I tagli ai fondi della scuola
pubblica e alle ore di lezione, l’inarrestabile precarietà dei docenti e via
dicendo sono tutte valide motivazioni per cui far sentire la nostra voce. Se
c’è una base solida da cui partire cadiamo, però, in fallo nel metodo con cui
scegliamo di protestare.
Proprio negli ultimi giorni, in
sintonia con questo tema scottante, abbiamo introdotto il personaggio e gli
ideali di Giuseppe Mazzini. E’ lui stesso, simbolo consacrato della lotta per
la democrazia, ad affermare che devono
essere bandite le formule, le ripetizioni delle frasi fatte e siano seguite
indicazioni e ispirazioni per un’azione feconda di tutti coloro impegnati nel
movimento sociale. Come lui se ne rese conto all’epoca delle fallite
insurrezioni per l’unità d’Italia, noi giovani dobbiamo farlo oggi e cercare un
metodo alternativo veramente efficace. Mazzini comprese che alle buone
intenzioni dei suoi predecessori mancava qualcosa: l’estensione all’Italia
intera degli ideali rivoluzionari e patriottici, ed è proprio ciò che lui tentò
di fare. L’obbiettivo era di rendere il nostro Paese, diviso in culture e
tradizioni, un unico insieme con gli stessi desideri. Questo obbiettivo deve
diventare anche il nostro, per riuscire a superare la frammentazione e unirci
per uno scopo condiviso. La democrazia è il fine ultimo, e per essere certi di
conquistarla è fondamentale capire che cos’è. Nei Pensieri sulla Democrazia in Europa, Mazzini la descrive
in due sole parole: Diritti e Doveri. Coloro che la perseguono devono essere
legati da una comune identità, devono avere alle spalle una buona educazione
(si parla della formazione della coscienza e del pensiero), devono avere
maturità e chiarezza nei propri obbiettivi. Importante è il miglioramento materiale, la volontà di frenare qualunque egoismo.

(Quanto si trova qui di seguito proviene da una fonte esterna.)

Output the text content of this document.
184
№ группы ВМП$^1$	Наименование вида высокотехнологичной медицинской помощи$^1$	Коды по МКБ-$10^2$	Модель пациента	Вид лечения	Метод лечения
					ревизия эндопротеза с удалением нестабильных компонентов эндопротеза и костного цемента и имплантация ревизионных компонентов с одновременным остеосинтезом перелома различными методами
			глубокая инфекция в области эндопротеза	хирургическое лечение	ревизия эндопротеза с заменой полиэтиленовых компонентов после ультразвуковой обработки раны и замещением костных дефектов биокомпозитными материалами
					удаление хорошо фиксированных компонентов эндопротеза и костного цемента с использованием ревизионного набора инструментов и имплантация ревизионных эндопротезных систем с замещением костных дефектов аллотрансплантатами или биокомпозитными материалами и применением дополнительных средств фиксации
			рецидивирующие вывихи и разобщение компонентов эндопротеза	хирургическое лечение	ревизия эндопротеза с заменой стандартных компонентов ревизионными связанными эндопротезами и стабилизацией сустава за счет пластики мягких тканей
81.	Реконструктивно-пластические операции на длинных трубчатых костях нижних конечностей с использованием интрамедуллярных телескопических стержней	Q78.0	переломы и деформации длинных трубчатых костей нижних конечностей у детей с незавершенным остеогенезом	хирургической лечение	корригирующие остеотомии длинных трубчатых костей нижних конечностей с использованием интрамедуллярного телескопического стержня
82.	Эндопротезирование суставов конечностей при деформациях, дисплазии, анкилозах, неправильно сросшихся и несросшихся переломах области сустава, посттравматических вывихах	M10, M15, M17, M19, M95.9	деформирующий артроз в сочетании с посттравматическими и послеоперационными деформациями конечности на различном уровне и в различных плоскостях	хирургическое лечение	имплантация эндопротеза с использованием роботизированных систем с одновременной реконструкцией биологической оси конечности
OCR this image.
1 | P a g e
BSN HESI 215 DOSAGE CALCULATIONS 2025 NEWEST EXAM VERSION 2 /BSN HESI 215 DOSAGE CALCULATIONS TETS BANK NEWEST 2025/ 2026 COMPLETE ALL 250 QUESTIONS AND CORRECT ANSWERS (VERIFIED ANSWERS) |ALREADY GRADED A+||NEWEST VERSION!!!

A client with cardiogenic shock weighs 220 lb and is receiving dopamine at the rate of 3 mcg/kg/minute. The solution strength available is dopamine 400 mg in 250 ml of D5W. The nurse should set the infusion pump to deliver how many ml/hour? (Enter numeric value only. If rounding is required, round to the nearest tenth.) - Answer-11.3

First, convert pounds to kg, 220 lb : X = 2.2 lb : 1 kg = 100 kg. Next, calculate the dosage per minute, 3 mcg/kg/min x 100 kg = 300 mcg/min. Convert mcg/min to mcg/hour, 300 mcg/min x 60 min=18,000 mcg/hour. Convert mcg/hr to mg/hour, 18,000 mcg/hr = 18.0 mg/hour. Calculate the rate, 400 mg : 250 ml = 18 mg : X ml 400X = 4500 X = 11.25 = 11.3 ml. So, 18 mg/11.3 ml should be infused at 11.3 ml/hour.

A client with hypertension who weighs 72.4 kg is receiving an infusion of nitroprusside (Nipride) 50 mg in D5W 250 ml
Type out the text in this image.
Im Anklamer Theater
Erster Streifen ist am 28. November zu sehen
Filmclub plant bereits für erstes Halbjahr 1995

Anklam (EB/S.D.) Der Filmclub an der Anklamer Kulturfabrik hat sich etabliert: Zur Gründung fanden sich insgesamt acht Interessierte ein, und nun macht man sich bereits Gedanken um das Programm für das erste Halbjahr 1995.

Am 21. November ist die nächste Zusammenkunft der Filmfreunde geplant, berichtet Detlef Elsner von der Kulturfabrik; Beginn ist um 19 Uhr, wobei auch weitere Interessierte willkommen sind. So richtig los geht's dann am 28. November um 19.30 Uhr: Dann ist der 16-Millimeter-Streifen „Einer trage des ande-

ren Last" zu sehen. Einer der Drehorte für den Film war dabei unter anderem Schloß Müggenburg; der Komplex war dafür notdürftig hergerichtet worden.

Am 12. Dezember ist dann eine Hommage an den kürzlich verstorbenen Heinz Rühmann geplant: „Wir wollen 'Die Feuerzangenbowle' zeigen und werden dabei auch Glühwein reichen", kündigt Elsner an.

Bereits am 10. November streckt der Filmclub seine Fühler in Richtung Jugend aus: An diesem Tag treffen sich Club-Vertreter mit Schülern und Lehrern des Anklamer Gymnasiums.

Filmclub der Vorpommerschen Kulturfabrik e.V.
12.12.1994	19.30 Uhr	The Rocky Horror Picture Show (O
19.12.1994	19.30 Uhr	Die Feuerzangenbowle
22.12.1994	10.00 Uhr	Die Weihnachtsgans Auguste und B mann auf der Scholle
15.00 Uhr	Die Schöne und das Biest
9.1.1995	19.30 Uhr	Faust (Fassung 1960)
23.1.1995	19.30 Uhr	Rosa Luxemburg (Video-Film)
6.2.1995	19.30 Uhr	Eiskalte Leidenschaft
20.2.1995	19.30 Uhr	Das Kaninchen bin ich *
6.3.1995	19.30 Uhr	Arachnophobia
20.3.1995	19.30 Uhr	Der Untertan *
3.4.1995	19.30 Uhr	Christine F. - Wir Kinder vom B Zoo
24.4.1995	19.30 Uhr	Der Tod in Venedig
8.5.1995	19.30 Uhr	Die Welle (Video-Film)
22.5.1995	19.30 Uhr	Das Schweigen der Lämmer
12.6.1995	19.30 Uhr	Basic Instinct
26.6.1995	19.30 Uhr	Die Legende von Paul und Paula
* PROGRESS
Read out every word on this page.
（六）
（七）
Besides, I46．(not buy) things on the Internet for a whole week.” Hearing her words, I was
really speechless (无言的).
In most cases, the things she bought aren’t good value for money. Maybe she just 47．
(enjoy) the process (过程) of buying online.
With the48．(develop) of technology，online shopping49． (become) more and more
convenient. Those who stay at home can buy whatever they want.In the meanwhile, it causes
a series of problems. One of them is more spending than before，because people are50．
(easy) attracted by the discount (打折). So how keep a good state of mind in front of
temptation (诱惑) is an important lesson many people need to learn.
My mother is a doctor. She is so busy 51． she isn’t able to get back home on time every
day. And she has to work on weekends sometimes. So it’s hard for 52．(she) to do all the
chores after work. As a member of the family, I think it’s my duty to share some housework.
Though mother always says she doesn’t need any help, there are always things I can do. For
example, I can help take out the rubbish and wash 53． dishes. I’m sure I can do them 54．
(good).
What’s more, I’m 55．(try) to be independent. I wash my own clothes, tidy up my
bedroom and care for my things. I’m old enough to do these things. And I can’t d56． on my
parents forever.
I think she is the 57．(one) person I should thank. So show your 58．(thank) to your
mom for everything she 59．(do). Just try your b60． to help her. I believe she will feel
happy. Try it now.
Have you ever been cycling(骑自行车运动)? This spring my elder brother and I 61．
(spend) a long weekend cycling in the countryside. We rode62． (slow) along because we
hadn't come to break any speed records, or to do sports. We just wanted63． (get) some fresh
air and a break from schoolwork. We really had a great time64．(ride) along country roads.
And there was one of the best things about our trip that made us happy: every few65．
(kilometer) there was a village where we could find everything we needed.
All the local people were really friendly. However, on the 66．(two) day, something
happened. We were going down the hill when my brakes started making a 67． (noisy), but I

Riflettiamo sulle parole di
Mazzini per riscattare l’immagine negativa che ci siamo procurati negli ultimi
anni agli occhi di chi ci circonda. Per una volta, traiamo spunto dai passi
avanti compiuti nel passato per migliorare il nostro presente e garantirci un
futuro sicuro.
Non resta che dire «meditate
meditate e ancora meditate» su tutto ciò prima del CS (consiglio studentesco)
pomeridiano che si terrà martedì 15 novembre in Palestra grande alle 14.30 e
venite carichi di proposte e iniziative
per decidere insieme sul da farsi delle prossime settimane.